The present study contains both limitations and strengths. The limitations are primarily due to retrospective study which have posed difficulties for deep analysis. Because of the lack of information on other possible influences on upper airway morphology such as BMI in the sample population, the results are potentially biased. However, the sample size of this study was large and patients in dental hospital rarely have serious systemic diseases compared to general hospitals, so the findings of this study might reflect a population trend and provide evidence on the effects of menopause on upper airway morphology.
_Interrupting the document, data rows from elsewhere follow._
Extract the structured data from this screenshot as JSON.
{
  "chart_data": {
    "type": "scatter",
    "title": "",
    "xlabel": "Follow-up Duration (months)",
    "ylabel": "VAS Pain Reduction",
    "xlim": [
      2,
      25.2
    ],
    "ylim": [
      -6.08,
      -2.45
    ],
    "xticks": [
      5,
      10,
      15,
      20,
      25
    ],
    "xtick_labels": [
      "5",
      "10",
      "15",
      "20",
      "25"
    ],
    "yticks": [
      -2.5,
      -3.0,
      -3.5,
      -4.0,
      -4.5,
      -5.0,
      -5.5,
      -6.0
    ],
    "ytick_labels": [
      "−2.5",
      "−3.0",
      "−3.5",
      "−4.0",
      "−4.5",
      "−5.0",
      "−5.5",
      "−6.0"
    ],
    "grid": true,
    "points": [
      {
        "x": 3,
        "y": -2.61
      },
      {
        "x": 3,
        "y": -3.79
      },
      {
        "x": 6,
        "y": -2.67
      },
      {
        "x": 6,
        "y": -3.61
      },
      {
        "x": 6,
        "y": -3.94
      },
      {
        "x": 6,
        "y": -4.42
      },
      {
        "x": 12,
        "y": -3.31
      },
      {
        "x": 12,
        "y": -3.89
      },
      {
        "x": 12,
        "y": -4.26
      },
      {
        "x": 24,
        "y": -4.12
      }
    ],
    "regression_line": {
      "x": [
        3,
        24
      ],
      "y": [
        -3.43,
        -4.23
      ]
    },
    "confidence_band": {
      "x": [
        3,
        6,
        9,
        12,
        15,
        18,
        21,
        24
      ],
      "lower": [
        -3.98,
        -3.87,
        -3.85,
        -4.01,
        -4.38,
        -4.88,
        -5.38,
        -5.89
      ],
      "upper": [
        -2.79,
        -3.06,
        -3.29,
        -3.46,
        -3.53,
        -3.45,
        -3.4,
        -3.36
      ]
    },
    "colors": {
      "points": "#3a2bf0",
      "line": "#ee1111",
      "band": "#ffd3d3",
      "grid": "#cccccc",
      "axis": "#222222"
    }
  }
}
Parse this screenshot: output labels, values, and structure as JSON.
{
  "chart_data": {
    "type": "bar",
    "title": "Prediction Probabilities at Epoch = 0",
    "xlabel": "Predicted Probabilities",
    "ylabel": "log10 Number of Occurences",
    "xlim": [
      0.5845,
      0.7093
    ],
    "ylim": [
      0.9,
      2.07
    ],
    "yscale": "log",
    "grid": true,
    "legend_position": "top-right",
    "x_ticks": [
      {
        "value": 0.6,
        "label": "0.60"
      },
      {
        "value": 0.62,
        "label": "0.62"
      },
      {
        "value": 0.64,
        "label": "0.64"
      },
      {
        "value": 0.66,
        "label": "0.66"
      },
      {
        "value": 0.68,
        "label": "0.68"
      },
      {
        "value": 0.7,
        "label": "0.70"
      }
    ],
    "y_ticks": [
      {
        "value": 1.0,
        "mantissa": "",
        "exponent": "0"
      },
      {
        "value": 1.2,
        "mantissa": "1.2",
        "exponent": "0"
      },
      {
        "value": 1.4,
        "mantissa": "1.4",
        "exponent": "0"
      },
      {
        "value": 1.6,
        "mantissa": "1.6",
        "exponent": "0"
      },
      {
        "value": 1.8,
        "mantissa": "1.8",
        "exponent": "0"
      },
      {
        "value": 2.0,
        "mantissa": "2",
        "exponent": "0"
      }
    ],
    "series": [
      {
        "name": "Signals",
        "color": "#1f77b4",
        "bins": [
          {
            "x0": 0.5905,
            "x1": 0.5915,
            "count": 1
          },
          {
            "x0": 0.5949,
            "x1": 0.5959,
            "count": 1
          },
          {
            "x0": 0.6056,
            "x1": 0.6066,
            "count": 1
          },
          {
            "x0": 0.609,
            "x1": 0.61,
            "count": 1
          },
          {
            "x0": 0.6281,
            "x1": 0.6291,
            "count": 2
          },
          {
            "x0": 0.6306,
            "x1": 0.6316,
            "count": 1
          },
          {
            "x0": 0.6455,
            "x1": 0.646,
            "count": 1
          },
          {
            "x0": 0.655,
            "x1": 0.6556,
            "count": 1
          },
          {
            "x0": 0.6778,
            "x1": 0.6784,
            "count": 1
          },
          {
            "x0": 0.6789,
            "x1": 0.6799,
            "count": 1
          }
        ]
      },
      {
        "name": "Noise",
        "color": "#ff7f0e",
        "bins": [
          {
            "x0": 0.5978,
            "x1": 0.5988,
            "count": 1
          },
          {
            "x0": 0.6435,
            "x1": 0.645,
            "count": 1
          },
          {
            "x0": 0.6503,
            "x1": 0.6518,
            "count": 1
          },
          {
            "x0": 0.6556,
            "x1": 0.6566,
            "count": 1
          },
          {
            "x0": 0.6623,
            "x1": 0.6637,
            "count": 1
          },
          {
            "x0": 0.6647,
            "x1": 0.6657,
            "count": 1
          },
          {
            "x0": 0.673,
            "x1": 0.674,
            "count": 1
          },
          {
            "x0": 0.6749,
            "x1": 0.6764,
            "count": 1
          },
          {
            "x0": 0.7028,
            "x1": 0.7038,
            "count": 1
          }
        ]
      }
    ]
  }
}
Smaller airway volume, reduced upper airway cross-sectional area, longer airway length and lower hyoid position are all associated with increased upper airway collapsibility.36–40 Hypoventilation of the upper airway contributes to an increased incidence of obstructive sleep apnea (OSA).41–44 Studies have found that the prevalence of OSA doubles in females after menopause independently of age and BMI, which was associated with changes in hormone levels.45–47 Future subgroup analyses based on accurate hormone levels, BMI, sleep breathing events and other factors are still needed to further elucidate the effect of hormone levels on upper airway morphology and their association with the occurrence of sleep breathing events in perimenopausal and postmenopausal women.

Conclusion

In summary, our findings suggested that women had smaller airway volume, reduced upper airway cross-sectional area and longer airway length in perimenopausal years, and a significantly lower hyoid position in postmenopausal years. These changes may be related to menopause itself and independent of the changes associated with aging under the male as background.